"'Leo Puppsky'! What do you know about that Bolshevik being here in Switzerland? And

"'Isidore Wildkatz,' too! Here they are with the huns, this pair of Judases! Oh, you're quite right, Michael. It's a pretty kettle of fish. I don't blame you for taking to the woods, rain or no rain."

"You won't come, too?" I asked. He smiled, and I understood.

He was such a decent sort. I had become very fond of him.

"All right," said I; "don't get yourself into trouble. That's certainly a sinister bunch of boches as well as an unpleasant one."

"Good old Michael," he said, patting my shoulder.

So I took to the woods with rod and book, and a camp-stool I picked up on the veranda.

Heavens, how it rained! But I stopped at the barn-yard, found a manure-fork, and disinterred a tin canful of angle-worms. Then I marched on in the teeth of the storm, umbrella over my head, and entered that pretty woodland path which Thusis and I had once trodden together on our food-conservation quest.

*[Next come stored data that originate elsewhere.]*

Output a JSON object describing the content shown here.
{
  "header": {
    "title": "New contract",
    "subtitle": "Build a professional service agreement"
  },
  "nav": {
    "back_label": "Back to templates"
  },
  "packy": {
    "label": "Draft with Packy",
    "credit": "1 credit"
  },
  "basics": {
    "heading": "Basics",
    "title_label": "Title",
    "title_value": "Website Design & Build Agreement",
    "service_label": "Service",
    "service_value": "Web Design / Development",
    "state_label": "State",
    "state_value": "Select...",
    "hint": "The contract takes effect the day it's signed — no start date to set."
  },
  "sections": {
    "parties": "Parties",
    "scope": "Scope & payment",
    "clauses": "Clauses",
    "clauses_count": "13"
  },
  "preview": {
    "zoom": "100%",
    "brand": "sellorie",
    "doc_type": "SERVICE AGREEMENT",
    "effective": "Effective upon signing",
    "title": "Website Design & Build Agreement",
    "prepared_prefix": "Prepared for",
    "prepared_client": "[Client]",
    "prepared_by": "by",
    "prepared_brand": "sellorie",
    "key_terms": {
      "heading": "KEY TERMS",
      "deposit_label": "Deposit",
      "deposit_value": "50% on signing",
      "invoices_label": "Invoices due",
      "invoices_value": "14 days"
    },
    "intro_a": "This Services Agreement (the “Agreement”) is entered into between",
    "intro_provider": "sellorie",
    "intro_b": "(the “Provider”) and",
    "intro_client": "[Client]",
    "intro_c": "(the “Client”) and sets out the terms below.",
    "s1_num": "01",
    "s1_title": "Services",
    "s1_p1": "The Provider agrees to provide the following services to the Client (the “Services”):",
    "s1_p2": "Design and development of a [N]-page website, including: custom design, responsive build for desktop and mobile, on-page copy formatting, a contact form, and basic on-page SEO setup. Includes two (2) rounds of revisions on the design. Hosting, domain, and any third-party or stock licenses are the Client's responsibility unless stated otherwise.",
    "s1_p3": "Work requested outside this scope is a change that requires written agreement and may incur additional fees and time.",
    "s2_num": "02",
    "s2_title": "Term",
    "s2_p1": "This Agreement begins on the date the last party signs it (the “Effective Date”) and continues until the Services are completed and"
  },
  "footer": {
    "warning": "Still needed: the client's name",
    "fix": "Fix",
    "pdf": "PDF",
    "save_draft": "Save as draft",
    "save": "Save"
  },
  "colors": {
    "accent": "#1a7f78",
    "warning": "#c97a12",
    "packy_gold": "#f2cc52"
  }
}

The memory inclined me to sentimental reverie, and, with my dripping gamp over my head, I slopped along in a sort of trance, my brain a maze of vague enchantment as images of Thusis or of my photograph of The Laughing Girl alternately occupied my thoughts.

For, when alone, these two lovely phantoms always became inextricably mixed. I could not seem to differentiate between them in memory. And which was the loveliest I could not decide because the resemblance was too confusing.